Can be done in O(n) using Ukkonen's algorithm (implementation not provided but you can look it up).

tree.Append(c) = append character c to the search space. searcher.Append(c) = tries to append character c to the search. searcher.Truncate() = removes the first character from the search.

The suffix links allow to Truncate the search in O(1) and the online property of this algorithm/suffix tree allows the string to be built step by step so we don't have to deal with matching a substring that is not yet fully available.

The main goal is to construct as much as possible of the string using as little search space as possible. When it is no longer possible to extend the search with the upcoming character in the string, we extend the search space by 1 character, remove the first character from the search (because it is now part of the search space) and try to match the upcoming character again. Repeat until the upcoming character can be matched or the search space can no longer be extended (i.e. when it would include the upcoming character).

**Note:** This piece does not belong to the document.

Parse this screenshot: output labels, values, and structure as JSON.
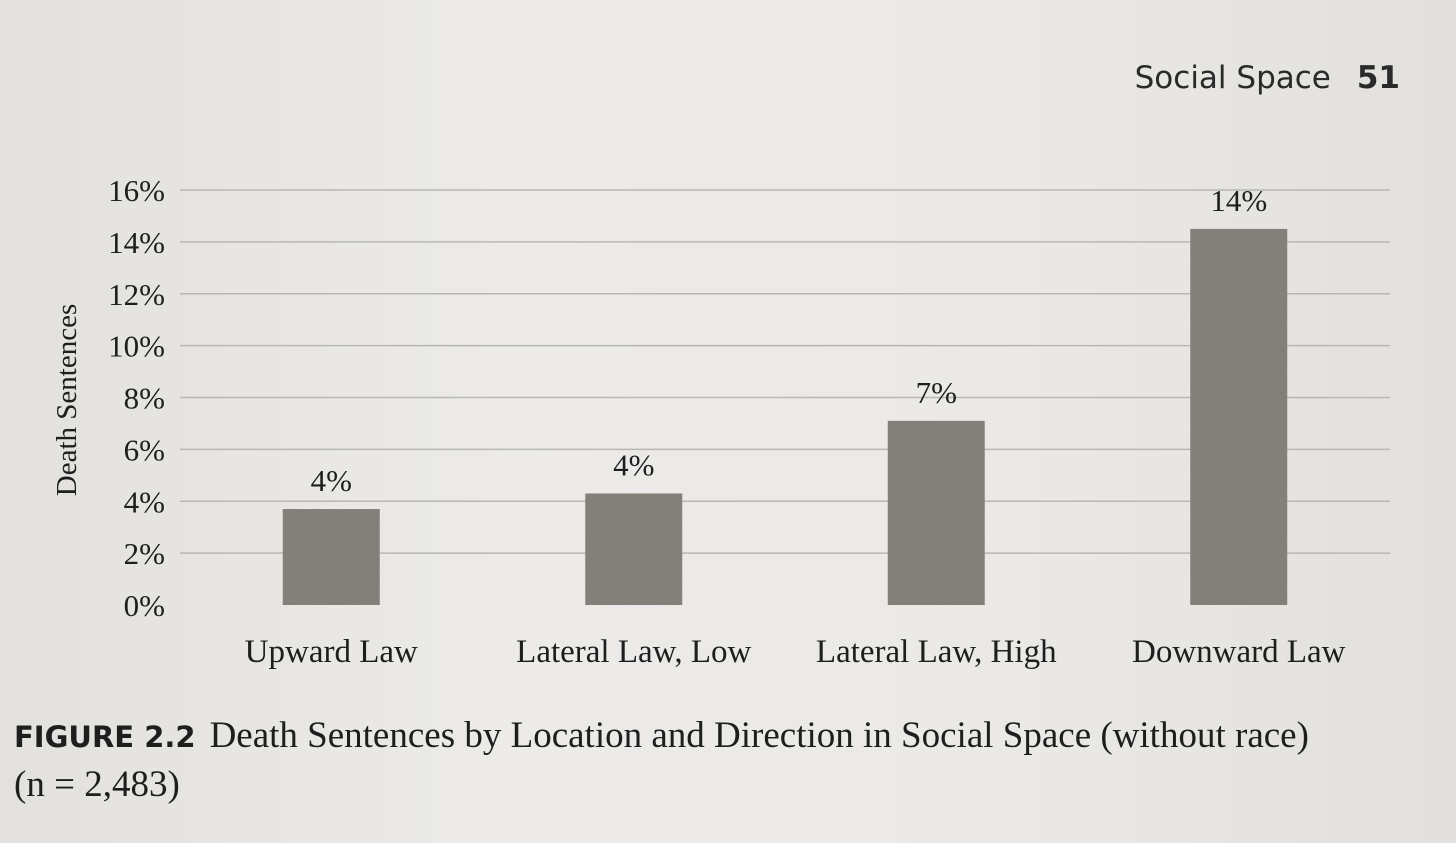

private static int Solve(int a, int b, string s) {
    var dp = new int[s.Length + 1];
    var available = 0;
    var tree = new Ukkonen();
    var searcher = tree.Search();

    for (var i = 0; i < s.Length; ++i) {
        bool notFound;

        while ((notFound = !searcher.Append(s[i])) && available < i) {
            tree.Append(s[available++]);
            searcher.Truncate();
        }

        dp[i + 1] = Math.Min(dp[i] + a, dp[available] + b);

        if (notFound) {
            tree.Append(s[available++]);
        }
    }

    return dp[s.Length];
}